Marga se sentía bien consigo misma tras la masturbación del lavabo que había esfumado la excitación que la noche le había provocado y no estaba dispuesta a volver a tentar a la suerte.
Alicia dudó sobre lo que hacer. Estuvo a punto de ofrecerse ya que Mireia había hecho lo mismo con el gladiador, pero pensó que no se iría nuevamente y eso la hizo decidir no decir nada aunque no las tenía todas consigo.
A Mireia le supo realmente mal por Leire. Había cosas que hacía que no podía entender, pero lo que estaba claro es que estaba tratando de no hacer la mayor de las tonterías que podía hacer esa noche y pensó que debía ayudarla. Sin embargo supo que Laura se ofrecería y se sintió aliviada por ello.
Mabel ni se planteó la opción. Si esa noche cometía una locura lo haría con la pedazo de hembra que tenía a su lado. Ya fue suficiente satisfacción ver que no se estaba ofreciendo para ir al escenario con el caballo.

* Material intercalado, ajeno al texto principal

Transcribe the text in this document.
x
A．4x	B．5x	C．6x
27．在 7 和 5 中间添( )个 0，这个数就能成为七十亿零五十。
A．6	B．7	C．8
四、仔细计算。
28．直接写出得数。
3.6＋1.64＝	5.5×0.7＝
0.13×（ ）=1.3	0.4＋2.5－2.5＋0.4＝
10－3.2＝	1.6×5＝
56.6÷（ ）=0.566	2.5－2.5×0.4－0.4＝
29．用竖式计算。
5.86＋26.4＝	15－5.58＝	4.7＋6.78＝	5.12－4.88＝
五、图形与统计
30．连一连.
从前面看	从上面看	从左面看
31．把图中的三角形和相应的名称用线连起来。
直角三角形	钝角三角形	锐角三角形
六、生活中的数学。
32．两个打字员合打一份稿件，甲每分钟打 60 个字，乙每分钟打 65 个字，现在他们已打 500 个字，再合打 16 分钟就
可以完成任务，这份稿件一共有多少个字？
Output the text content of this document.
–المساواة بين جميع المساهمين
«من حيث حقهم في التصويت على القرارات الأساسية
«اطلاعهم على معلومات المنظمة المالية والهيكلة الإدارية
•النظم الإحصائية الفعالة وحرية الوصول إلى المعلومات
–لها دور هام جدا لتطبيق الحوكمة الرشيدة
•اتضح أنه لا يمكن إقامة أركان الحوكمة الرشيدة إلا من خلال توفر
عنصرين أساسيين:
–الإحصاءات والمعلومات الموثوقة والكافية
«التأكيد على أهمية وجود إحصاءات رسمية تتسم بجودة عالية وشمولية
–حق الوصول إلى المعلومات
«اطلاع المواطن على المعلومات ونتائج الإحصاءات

Laura notó las miradas de sus amigas clavarse en ella. Pensó que todas estaban esperando a que aceptara la petición de Leire y se sintió sucia. No le gustó la sensación de sentirse juzgada por sus amigas y las sorprendió a todas:
-Yo paso, es que el rollo animalito no me va mucho…
Mireia se quería morir. Esas palabras la estaban obligando a salvar a Leire y, con una mirada asesina pero disimulada hacia Laura, se levantó de su asiento:
-Yo iré… – soltó con resignación provocando el arrepentimiento de Alicia quien, de haberlo sabido, se habría ofrecido igual que su amiga.
Mabel estuvo tentada de agarrarla del brazo para impedirlo, pero se contuvo y no lo hizo mientras que Leire agradeció el gesto a su amiga con una mirada que lo decía todo.
Mientras tanto, el vaquero ya se había quedado en tanga y buscaba entre el gentío una chica a la que hacerle un show personalizado. El vaquero era el más veterano de todos los boys de la noche. Rondaba los 40 años, pero muy bien llevados. Aunque conservaba su sombrero de cowboy se adivinaba un pelo muy corto, casi rapado y, como no podía ser de otra forma, estaba fuerte, sobretodo tenía unos prominentes pectorales. En general se notaba que era el más hombre de todos los que habían actuado. Finalmente la afortunada fue la mujer que cumplía los 40 y que al principio de la noche había recibido el regalo por parte del mensajero.